The time of change and re-birth are upon us, and it has been for quite some time. With this season of transformation it brings with it a certain beauty. For myself, I felt the breeze dancing across my face, calling me to invite it in, and I’ve don’t just that. I needed to be cleansed, and in many ways I needed to die; for without death I could have never emerged this beautiful human; whose reflection is looking back at me.

Most fear death because they do not see the beauty that lies within it. That is the way of ego; blinded by fear rather than being liberated by it. I know my transformation has begun, and I have embrace it. I have seen first-hand the beauty that lies within my darkness. This full moon I have asked for many things to be released but the most important is that I have ask to release from subconscious blockages. The things we aren’t even aware of, this is what hinders me the most. Acting in old patterns and ways of being that no longer serve me.

This is my time to love myself, to give myself the love and light that I shine to others. This journey is still in its infancy but it has transformed my views, and my life in such a beautiful way. I understand now that you must be kind and gentle with yourself; forgive yourself when things go wrong (which they will) and celebrate when they go right (which they will). Life is hard enough, we don’t need to make it more difficult by being hard on ourselves.

Social media has lost my interest over the past few days. I work rather hard on staying in this place of stillness and peacefulness and every time I get on social media it is ripped away from me (and rather quickly I might add). So I may be taking a well-earned break from all the non-sense of social media for a while. It may be just another step in my evolution.

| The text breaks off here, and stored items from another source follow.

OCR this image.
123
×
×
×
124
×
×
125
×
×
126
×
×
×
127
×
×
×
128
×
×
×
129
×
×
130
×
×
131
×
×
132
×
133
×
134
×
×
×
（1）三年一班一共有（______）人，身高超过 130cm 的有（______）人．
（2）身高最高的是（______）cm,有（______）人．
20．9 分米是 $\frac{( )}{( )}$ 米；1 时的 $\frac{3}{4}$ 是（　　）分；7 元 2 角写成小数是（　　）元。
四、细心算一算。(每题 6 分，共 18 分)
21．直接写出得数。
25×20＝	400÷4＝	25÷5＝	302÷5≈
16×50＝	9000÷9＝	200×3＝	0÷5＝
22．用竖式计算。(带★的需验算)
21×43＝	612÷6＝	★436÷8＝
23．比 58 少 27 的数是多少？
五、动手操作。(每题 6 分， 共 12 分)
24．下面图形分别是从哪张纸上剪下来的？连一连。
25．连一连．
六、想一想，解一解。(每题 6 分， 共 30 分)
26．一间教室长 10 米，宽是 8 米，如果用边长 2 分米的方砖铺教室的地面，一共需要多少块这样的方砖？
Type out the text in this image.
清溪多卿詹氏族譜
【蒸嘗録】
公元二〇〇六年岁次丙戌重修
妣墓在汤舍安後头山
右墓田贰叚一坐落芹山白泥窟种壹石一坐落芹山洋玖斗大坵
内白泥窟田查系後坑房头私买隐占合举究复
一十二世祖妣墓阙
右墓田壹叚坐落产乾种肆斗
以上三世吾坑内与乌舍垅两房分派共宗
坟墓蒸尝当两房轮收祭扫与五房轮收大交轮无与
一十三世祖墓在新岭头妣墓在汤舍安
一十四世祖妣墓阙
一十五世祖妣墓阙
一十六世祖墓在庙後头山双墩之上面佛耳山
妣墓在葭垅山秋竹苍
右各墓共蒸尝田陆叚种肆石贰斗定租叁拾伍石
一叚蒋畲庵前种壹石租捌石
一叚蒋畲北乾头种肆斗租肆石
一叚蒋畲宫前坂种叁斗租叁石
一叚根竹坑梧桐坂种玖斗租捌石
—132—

Seeing my future, feeling it, living it in my dreams has made this process even more the learning experience. Connecting with other souls that reside in the same light as I, has changed my life. These souls (of which most I have not met in the physical) have taught me and shown me so much about myself and my life; all the things I desire to have all that which I chose not to have. Life is such a precious gift that should be lived, experienced and enjoyed (without mindless distractions).

I have learned so much this year, and there is more to go. I have been awoken to this new sense of awareness and gratitude.  My mind is clear, and my heart is open. I no longer need love from another (but remain open and ready when it does find its way to me), because I have found it for myself. I have been listening and trusting myself more and now watch miracles manifest right in front of my eyes.

This life is too beautiful of a gift to waste even a second of it. Be happy, shine your light. Care about yourself more and others less This is your life take the wheel.

 

The winds of change are blowing, can you feel them!?